A history course at Oxford University has replaced one of its exams with a take-home version, in an effort to improve the marks of female students:
http://www.news18.com/news/world/ox...-to-help-women-get-better-grades-1429299.html
Is it just me, or is this kind of insulting to women? Does equality of outcome need to be a goal of ours? Are take-home exams better than timed exams?
If the implication is that women in general can't handle timed, in-class (or in-exam hall) tests, then yeah, it's a bit insulting. Some women handle that just fine. Some don't. I'd have a very hard time now, since I can't physically hold a pen and write for long periods of time anymore, and my handwriting is much worse than it was 25-30ish years ago when I was still taking college courses.
If the problem is that some women in class have children and are unable to dedicate as much time to the class, or something similar, then the article didn't touch on that. Or did it, and I missed it? Most university classes I've been in have had exceptions for assignments and exams for students who were in special circumstances. ADHD type students were given extra time, some students were able to write the exam at different times, etc.

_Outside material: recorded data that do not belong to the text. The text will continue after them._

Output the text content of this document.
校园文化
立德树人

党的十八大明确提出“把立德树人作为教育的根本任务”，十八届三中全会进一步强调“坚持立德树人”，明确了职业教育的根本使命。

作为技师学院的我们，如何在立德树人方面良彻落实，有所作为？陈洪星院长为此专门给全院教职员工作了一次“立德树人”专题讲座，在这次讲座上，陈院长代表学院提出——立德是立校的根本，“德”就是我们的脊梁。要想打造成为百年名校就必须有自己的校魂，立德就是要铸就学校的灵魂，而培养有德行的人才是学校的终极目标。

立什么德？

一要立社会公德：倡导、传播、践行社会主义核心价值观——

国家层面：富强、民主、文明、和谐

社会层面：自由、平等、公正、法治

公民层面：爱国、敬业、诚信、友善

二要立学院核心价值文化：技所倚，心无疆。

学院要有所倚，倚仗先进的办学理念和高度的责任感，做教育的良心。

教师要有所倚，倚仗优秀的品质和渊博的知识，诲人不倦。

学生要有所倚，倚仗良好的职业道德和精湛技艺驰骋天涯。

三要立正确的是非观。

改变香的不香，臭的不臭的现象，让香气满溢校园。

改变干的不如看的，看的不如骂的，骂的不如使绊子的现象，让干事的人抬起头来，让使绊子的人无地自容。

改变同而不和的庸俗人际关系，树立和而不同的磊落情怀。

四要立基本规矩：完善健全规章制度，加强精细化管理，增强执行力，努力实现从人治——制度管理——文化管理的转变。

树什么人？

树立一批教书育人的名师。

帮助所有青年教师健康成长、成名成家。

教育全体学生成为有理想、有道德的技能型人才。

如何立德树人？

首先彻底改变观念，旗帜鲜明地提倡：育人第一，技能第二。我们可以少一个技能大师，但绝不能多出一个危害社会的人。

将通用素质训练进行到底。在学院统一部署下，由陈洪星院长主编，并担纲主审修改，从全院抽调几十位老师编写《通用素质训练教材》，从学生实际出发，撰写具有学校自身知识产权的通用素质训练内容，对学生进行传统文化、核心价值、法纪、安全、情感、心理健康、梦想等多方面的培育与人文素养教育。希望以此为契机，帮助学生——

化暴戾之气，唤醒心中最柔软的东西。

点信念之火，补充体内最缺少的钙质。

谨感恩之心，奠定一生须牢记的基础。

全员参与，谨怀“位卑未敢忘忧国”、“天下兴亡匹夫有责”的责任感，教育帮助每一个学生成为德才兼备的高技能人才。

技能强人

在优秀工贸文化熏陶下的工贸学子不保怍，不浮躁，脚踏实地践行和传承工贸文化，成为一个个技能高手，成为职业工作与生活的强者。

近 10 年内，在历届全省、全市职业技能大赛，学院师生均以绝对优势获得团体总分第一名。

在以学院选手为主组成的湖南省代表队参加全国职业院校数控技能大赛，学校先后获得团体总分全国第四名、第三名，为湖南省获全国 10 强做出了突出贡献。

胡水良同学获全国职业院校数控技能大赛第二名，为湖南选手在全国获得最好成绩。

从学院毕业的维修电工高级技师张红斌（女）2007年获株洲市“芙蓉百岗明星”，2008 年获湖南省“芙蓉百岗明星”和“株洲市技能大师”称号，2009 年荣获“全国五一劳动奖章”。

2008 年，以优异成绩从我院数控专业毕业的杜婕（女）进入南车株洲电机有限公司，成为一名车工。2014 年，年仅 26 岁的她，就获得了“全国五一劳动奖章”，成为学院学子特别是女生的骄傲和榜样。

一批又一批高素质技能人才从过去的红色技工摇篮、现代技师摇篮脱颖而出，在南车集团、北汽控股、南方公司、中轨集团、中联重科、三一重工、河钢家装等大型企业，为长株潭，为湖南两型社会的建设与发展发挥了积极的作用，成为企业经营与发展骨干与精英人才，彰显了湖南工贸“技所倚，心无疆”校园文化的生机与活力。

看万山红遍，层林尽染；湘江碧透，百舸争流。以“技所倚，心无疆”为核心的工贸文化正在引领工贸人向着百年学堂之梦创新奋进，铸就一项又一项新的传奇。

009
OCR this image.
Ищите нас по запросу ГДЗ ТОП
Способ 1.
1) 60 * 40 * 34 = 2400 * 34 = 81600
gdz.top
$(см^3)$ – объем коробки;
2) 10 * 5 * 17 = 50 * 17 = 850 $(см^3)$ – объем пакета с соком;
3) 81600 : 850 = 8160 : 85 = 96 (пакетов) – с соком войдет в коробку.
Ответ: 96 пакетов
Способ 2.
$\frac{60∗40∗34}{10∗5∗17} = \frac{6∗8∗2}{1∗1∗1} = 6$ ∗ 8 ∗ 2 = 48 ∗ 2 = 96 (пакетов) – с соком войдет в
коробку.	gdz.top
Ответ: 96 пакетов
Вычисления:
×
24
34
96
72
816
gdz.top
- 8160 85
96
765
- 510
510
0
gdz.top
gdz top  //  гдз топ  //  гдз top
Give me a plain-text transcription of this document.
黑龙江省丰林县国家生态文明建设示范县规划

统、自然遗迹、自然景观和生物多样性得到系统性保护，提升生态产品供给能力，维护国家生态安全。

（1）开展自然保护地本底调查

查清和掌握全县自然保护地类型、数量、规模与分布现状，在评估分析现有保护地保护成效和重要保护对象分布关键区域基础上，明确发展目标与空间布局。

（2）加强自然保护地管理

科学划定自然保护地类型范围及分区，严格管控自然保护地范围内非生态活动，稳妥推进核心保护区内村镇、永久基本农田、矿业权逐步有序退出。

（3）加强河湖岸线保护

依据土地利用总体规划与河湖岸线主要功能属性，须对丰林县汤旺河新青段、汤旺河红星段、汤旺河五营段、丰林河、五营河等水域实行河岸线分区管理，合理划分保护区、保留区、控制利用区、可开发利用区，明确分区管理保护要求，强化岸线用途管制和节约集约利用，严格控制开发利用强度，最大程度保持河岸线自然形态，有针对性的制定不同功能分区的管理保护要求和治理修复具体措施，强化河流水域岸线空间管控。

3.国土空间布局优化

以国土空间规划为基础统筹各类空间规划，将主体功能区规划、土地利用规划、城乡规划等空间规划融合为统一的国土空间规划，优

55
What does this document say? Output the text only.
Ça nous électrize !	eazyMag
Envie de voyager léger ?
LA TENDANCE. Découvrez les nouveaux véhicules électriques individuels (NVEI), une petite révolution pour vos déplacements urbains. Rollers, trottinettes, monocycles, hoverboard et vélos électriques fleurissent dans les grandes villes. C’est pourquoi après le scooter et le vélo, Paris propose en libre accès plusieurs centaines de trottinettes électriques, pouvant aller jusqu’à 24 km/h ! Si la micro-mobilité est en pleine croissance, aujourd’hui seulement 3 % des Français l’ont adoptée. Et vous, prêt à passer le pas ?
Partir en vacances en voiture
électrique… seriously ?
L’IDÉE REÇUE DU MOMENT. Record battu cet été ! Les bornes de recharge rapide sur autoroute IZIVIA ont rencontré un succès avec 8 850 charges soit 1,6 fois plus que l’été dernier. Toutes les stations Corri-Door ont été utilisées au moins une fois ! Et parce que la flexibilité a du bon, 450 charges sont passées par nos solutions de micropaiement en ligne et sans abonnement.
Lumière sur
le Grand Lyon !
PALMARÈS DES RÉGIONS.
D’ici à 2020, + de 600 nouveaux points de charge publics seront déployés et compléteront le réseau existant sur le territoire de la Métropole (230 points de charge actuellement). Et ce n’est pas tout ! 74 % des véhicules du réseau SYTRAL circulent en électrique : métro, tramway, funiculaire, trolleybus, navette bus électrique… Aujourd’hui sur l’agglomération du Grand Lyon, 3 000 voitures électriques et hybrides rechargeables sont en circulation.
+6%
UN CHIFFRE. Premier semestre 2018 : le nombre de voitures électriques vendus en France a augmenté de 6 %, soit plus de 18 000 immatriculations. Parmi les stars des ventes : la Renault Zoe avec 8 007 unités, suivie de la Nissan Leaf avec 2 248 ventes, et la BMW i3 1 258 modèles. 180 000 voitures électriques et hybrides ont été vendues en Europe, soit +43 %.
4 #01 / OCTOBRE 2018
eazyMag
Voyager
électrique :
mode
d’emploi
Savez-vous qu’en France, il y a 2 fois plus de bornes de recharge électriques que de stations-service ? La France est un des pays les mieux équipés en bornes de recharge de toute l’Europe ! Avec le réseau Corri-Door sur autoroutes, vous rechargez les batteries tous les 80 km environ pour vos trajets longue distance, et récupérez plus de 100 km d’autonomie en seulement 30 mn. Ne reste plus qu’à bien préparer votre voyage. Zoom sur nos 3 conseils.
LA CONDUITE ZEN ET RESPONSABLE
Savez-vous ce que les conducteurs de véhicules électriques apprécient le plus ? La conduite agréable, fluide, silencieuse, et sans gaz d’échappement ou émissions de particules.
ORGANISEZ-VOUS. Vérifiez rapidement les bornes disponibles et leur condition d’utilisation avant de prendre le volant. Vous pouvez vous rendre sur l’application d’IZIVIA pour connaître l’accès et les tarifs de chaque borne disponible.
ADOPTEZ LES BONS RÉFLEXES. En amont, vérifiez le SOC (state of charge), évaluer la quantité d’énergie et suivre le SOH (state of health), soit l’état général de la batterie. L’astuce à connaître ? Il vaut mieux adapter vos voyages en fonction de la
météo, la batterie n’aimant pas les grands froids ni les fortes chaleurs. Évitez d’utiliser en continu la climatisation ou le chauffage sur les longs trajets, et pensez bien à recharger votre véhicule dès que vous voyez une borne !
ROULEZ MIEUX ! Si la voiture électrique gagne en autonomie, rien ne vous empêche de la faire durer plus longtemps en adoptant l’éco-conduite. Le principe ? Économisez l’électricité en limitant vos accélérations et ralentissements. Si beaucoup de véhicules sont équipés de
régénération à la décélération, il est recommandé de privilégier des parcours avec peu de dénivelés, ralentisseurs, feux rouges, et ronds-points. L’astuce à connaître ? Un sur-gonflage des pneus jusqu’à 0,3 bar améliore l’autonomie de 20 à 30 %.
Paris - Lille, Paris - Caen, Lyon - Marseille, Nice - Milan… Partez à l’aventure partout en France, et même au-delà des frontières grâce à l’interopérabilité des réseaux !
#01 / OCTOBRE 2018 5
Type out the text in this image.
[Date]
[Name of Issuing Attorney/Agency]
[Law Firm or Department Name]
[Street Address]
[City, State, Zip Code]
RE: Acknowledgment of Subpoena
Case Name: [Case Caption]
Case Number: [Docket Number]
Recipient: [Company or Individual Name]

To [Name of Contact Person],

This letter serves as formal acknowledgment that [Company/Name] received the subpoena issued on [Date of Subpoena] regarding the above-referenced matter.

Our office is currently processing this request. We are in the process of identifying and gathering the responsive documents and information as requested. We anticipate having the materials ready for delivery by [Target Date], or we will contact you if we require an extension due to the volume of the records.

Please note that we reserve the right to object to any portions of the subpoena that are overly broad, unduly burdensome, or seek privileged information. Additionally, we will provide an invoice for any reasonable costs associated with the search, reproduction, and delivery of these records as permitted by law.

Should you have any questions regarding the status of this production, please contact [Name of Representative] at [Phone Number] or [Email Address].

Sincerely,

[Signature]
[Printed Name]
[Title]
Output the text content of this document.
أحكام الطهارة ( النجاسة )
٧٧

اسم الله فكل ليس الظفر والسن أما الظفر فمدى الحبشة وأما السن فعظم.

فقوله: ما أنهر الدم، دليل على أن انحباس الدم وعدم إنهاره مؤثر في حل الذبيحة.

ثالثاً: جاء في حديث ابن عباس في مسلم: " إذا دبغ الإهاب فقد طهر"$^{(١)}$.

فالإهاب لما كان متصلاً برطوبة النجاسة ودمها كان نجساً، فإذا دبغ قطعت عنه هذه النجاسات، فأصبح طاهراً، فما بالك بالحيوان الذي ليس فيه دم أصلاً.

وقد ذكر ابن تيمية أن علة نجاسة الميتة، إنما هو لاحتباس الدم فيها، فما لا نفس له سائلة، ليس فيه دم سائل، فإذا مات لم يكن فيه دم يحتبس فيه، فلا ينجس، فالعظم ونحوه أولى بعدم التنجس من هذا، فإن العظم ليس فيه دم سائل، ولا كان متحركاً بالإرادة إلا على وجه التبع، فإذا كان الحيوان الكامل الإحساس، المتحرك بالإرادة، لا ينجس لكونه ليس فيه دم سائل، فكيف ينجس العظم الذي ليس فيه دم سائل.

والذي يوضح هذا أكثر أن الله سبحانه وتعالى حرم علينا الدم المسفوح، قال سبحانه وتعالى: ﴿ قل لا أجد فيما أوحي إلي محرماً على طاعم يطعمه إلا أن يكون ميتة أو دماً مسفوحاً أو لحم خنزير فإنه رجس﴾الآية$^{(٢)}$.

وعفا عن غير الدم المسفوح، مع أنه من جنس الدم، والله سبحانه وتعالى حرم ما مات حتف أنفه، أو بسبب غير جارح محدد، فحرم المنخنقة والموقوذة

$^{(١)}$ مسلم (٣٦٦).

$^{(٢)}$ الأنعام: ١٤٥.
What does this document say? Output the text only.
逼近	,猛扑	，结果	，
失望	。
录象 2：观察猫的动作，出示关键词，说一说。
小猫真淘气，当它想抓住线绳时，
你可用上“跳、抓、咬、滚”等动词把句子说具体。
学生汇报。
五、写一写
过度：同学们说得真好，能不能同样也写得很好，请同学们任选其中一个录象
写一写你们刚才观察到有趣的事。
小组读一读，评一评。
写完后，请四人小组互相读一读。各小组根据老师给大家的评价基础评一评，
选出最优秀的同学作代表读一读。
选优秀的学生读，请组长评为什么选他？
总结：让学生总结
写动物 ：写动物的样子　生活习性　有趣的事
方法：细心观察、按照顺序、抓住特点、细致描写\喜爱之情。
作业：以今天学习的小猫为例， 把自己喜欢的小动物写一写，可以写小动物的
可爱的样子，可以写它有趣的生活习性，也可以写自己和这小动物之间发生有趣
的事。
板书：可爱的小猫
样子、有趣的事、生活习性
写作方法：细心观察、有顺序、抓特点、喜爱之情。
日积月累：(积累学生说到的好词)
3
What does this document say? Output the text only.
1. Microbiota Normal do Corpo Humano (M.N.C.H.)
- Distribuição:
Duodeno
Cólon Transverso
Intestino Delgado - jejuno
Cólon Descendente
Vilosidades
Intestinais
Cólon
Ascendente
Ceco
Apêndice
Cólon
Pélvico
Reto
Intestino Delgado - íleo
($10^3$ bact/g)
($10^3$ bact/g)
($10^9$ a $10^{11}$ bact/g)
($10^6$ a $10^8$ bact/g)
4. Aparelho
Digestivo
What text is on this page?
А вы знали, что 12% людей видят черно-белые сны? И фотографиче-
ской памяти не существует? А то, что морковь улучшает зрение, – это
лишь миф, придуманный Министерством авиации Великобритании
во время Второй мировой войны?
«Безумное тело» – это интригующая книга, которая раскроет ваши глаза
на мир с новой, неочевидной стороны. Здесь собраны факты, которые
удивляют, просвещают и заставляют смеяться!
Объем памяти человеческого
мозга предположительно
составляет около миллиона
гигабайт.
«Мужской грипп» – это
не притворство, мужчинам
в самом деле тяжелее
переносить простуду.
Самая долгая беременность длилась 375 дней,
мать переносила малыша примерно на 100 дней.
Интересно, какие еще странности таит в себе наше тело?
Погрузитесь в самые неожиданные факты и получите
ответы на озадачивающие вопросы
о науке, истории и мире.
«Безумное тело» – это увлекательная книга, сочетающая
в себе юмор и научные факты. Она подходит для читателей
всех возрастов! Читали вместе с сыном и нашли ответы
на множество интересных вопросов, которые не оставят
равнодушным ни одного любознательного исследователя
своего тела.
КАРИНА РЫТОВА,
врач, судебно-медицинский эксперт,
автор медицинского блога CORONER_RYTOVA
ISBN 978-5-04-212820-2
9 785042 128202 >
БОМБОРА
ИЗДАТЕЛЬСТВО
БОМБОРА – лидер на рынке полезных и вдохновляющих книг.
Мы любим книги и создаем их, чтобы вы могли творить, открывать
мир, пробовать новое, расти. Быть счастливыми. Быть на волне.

IMO this is just a case of the university being too lazy to try to accommodate the people affected, and are instead implementing a solution that's easier to implement because it affects all students in the class instead of focusing on those with the problem.
Possibly, but
we're talking about undergraduates - the number of those with children is pretty negligible, and certainly not close to 5%. The story also says that the paper 'can be done at home', not that it needs to be. If you find it easier to do it the old-fashioned way, it sounds like you will still be able to, and that will probably be the norm. Not to mention that there will be other exams at the end of the course, so this is more an experiment in ratios than a change in how things are done generally.
Children aren't the only reason why some female students might have difficulty keeping the same exam schedules as everyone else.
Jobs, caring for elderly parents/grandparents, some other situation that means they can't do the exam at the same time as everyone else, or in the same way...
When I was in the B.Ed. program in college, not one of my advisors told me about arranging my classes to have an open morning or afternoon so I could do my practicum hours. So it turned out that I had to sandwich them around my final exams, over a 2-week period in December. That was a godawful nightmare, and if any of my instructors had offered me a take-home option, I'd have jumped at it.
I would be more worried of people cheating by letting others do a significant amount of work on the paper or in the extreme case, paying a ghost writer to do it. A take-home exams introduces unfairness because of the different amount of resources students have at their disposal.
It's possible that some people do cheat. I certainly noticed which of my typing clients were doing just the bare minimum to get by, and sometimes they'd ask me things like, "Do I have a thesis statement? If I don't, could you make one up for me?"
Well, no. Of course not. I wouldn't even make up a title for them if one was lacking. I did phone them and explain the situation - that their paper had to have a title page, with a title and their name on it (someone actually asked why - and I had to explain that their name had to be on the assignment so the instructor would know who to give the grade to), and that I'd put any title on it they said - but it had to be
their title.
One of my regulars had a take-home anthropology exam. So he asked me to type it for him, and at some point in the paper, I saw a mistake. It was a pretty basic one, and I had to stop and think if I was going to do anything about it. It's one thing to fix an absent-minded mistake such as someone saying the French Revolution started in 1993 rather than 1793, but this was an
exam.
So I compromised. I knew the mistake was there, and I knew the student's work well enough to know that it was one of those errors he wouldn't normally have made. I decided to phone him, explain the situation, and ask if he wanted me to change anything - but it would have to be
his changes, not mine - or if he just wanted to leave it as is.
This resulted in a conversation in which I read him the paragraphs that were problematic, he thought about it, saw where he'd made the mistake, and he decided how he wanted to fix it. So then he dictated the changes he wanted made, and that's what I typed.
Was that ethical? Strictly speaking, no. It was an exam, and he'd had an advantage the other students in his class didn't have: a typist who had taken physical anthropology, knew where he'd messed up, and was willing to make the effort to give him a chance to fix it.
Was it good for customer relations? Yep. When this student went off to university, he
mailed me his papers to type, instead of getting someone local to do them.
The closest thing I ever had to a take-home exam was in my physical geography course. I'd blanked on the essay question about the water cycle. For some reason I just couldn't remember it, so I put down what I did remember, and it was awful.
When we got the exams back, my mark was just shy of an A. The instructor told me, "I know you can do better with that question" (we'd had it as part of the lab assignments and I'd gotten an A for it that time). Then he told me to take it home, redo it, and bring it back first thing in the morning. If I did it right, he'd bump my grade up to an A.
Well, you'd better believe I worked on that essay question - diagram and written part. I turned it in on time, and got my A.